One thing I've never been clear about is whether you get more than the rated capacity if your data is highly compressible. I'm guessing not since the partition creation will preclude that.

unmesh Jun 8, 2013 11:37 pm


Originally Posted by tentseller (Post 20887009)
Just got back from computer store with this:

Samsung 840 SSD 500 GB MZ-7TD500BW

Going offline to do the cloning. Thanks for everyone's input.

This review shows that the write performance deteriorates with time though less at the 500GB capacity than at smaller ones.

http://hardocp.com/article/2013/01/0...8#.UbQTY_nvuDk

In general, steady state performance of SSDs is not specified by the vendors and not always commented upon in reviews.

nkedel Jun 9, 2013 12:34 am


Originally Posted by unmesh (Post 20890120)
One thing I've never been clear about is whether you get more than the rated capacity if your data is highly compressible. I'm guessing not since the partition creation will preclude that.

No, the compression does not help capacity. It helps write-speed, and even more so, write endurance -- with heavily compressible data, Sandforce drives are the only ones which can have a fractional write-amplification factor, which in certain applications (writing a lot of text-heavy data, for one example) means they can potentially last a whole lot longer.

Similarly, if adds effective spare capacity -- which means a drive which is say, half full with heavily-compressible data like a lot of applications, or text documents -- won't see the "I'm full" slowdown to nearly the same degree as some other drives/models.




Originally Posted by unmesh (Post 20890138)
This review shows that the write performance deteriorates with time though less at the 500GB capacity than at smaller ones.

http://hardocp.com/article/2013/01/0...8#.UbQTY_nvuDk

In general, steady state performance of SSDs is not specified by the vendors and not always commented upon in reviews.

Anandtech has gotten very good at testing the full-drive performance case; I'd encourage those concerned to look at those reviews.
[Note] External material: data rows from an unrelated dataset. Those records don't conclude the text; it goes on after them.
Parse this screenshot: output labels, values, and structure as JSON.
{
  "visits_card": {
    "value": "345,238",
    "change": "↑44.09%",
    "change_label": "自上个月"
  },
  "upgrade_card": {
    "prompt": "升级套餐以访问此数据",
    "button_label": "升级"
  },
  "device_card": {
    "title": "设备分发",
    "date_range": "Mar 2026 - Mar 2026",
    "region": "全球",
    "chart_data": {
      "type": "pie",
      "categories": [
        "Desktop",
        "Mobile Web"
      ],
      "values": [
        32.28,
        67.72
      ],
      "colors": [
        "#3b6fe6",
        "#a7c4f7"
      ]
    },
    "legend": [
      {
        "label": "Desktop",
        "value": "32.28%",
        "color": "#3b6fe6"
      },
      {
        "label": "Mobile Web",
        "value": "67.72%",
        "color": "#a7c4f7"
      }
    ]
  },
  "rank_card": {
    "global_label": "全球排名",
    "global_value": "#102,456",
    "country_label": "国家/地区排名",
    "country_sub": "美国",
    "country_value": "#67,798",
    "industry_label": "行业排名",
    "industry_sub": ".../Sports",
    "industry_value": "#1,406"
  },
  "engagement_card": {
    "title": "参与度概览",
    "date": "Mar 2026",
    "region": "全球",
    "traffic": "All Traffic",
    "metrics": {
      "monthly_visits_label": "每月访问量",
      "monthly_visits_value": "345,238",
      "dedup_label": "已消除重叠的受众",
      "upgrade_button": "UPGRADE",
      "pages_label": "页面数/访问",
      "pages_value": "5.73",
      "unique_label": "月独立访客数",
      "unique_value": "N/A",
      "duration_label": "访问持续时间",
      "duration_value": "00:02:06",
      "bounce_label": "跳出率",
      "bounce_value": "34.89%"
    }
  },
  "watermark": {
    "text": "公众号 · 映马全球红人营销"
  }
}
That said, if you don't know why your use case needs extremely performance relative to other SSDs, it's probably not a big enough difference to worry about -- these will still outperform disks in most cases (or at least match them, in certain write-heavy workloads which is the one area where they don't always outperform especially when full.) Use TRIM, and make sure to leave at least, say, 10gb free space (5-10% is better) and don't worry about it.

Really, this is rather like the concerns coworkers had when we first rolled out SSDs at work 4 1/2 years ago -- quite a number of them read about SSDs, and started doing weird things to extend the lifetime of their SSDs, many of which limited the benefit they got speed-wise or convenience-wise. None of which made sense, because:
* The SSDs were corporate-owned. If they ran out of write-lifetime in work use, they'd just get replaced. You didn't get to keep them after, and if you did, they'd be so obsolete you wouldn't want them as a system drive... I mean, I'd take a 160GB X25M-G2 -- I think we might even have a few G1s out there -- if we started throwing them out, but it would be to stick it in an enclosure and use it instead of a USB stick as a durable carry-around...
* There was absolutely no chance that a developer would run out of write-lifetime in the course of our 3 year refresh cycle.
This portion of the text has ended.